The speaker frames the theme as “becoming champions,” not in worldly success but in heaven’s evaluation, stressing that while everyone wants to win, not everyone will—because champions require training, discipline, and sustained purpose. He ties this to Paul’s athletic imagery in 1 Corinthians 9: running to win, disciplining the body, and fearing disqualification after preaching to others. The aim is to spur the church beyond feeling like champions in self-perception, toward actually living like champions through consistent practice, endurance, and obedience.
He then moves into 1 Corinthians 10, pointing to Israel’s shared spiritual privileges—Red Sea deliverance, manna, water from the rock, the cloud and fire—yet the sobering verdict: “with most of them God was not pleased.” The point is that spiritual experiences and proximity to miracles do not guarantee faithfulness; people can have equal opportunity and still waste it through lust, idolatry, sexual immorality, testing Christ, grumbling, and rebellion. The golden calf becomes the key illustration: despite recent deliverance and visible power, they couldn’t wait, surrendered to impulse, and many perished—proof that God’s mercy is real, but God “doesn’t play” with disobedience.
The sermon repeatedly emphasizes knowing the enemy and learning from examples. Champions study opponents; likewise believers must recognize Satan as a real adversary seeking to devour, and also recognize the flesh as a dangerous internal enemy. The speaker cites 1 Peter 5:8 and urges sobriety, alertness, and self-discipline, arguing that many fail because they don’t practice, don’t prepare, and don’t take temptation seriously until it’s already consuming them.

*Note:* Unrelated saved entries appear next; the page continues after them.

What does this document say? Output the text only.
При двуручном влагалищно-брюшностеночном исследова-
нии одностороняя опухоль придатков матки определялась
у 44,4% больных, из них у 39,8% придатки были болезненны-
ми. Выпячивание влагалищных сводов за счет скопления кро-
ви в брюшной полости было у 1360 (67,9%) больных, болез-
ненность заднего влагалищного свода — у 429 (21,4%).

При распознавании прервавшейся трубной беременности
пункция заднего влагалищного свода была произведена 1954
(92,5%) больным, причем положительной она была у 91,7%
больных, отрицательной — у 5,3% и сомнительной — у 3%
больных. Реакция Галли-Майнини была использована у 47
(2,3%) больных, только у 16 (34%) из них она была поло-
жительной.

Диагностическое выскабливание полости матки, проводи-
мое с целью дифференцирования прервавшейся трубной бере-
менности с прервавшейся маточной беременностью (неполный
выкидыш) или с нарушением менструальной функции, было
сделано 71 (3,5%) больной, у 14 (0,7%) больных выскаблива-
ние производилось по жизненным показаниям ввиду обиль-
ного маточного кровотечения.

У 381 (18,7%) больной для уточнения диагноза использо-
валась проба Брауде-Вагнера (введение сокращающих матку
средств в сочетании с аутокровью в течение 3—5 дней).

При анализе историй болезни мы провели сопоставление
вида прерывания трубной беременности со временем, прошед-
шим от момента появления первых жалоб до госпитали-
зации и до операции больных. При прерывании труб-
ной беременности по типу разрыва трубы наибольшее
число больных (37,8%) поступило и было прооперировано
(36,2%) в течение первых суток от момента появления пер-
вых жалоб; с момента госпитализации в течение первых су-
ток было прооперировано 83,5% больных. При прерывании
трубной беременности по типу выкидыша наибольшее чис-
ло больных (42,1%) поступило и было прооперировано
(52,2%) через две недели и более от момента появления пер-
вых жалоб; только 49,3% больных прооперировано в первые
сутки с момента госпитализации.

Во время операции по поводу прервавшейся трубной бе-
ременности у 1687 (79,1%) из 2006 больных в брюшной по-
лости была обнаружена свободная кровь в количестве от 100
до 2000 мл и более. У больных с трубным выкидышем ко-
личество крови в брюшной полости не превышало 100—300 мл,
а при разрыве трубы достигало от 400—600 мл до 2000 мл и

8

He connects this to Paul’s claim that these stories were written as warnings “upon whom the end of the age has come,” urging the congregation to treat Scripture as present-tense instruction for their moment.
He closes with hope and invitation: temptation is common, but God is faithful and always provides a way of escape—so the call is to run like Joseph ran, even if it costs reputation, because reward comes later. He rejects “participation trophy” Christianity, insisting the race is to win the crown, go hard, and cling to Christ daily—whether waiting 40 days or a lifetime for His return. The message ends with two altar calls: first for believers who want strength to fight for the prize like true champions, and then for those coming to Christ for the first time or returning home, celebrating their response as heaven rejoices.